Nanon tilted his head. ‘I suddenly know how Keisha feels. Old things are invariably weird things. Straight answers are clearly a symptom of youth.’
‘We cannot see the future... things would be a great deal easier if we could. We can only guess. We did not predict what would happen to your people in the Fell.’

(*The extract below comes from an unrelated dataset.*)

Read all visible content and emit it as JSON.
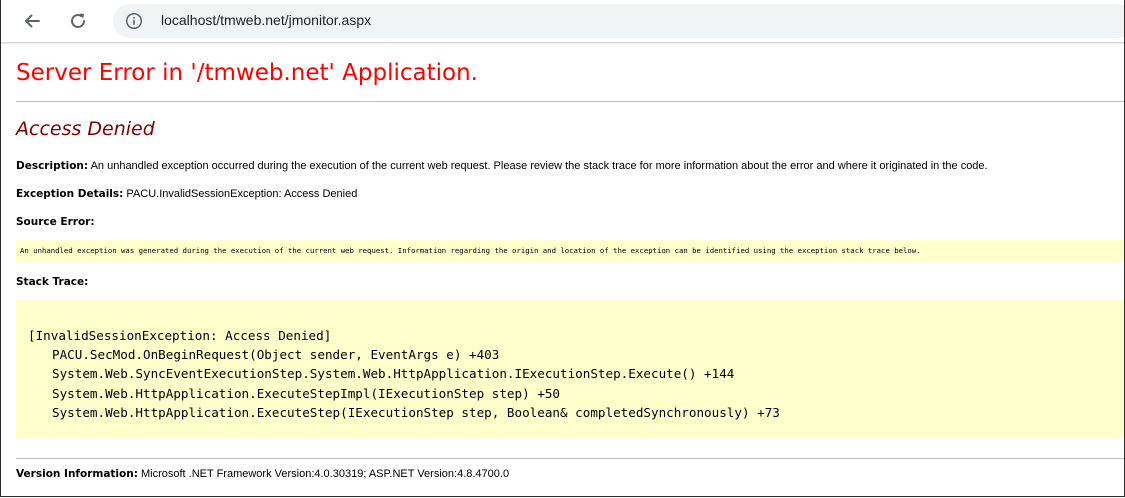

Sudden sadness engulfed him. He’d been too occupied to think about his fallen brethren. He’d faced down a Jekkan servitor and travelled to the beyond, but now thought and remembrance flooded his head. A thousand Dokkalfar, maybe more. They had all walked willingly into the Shadow Flame and turned to ash. Whatever victories could be had would not bring them back.
‘I think I know why I wanted to see the Drow Deeps. It’s the only time I remember not being a soldier of the Long War. But I don’t remember having any friends.’
‘Friendships are important to you?’ asked the raven.
Nanon smiled, a human expression that said a lot on the face of a forest-dweller. ‘Friendships are why I stayed... why I wished I’d found the lands of men in my younger days. I wasted so much time in Imrya and the Nar Scopian Deeps. I spent a century at least in the Wicked Lands of Mordja. I made no friends until I came to Tor Funweir.’
‘Many are dead,’ observed Corvus, his beak dropping in a facsimile of anguish.
‘Indeed,’ answered Nanon, pushing his memory back over centuries of lost human friends. He wished he could remember each one. Some had died of old age, some at the edge of a blade or through the fog of illness and disease. Tyr Dyus, Dalian Thief Taker and Rham Jas Rami were merely the most recent additions to his memory. Perhaps Lord Bromvy and Kale Glenwood too. In fact, Nanon wasn’t sure that he had any friends left in the lands of men.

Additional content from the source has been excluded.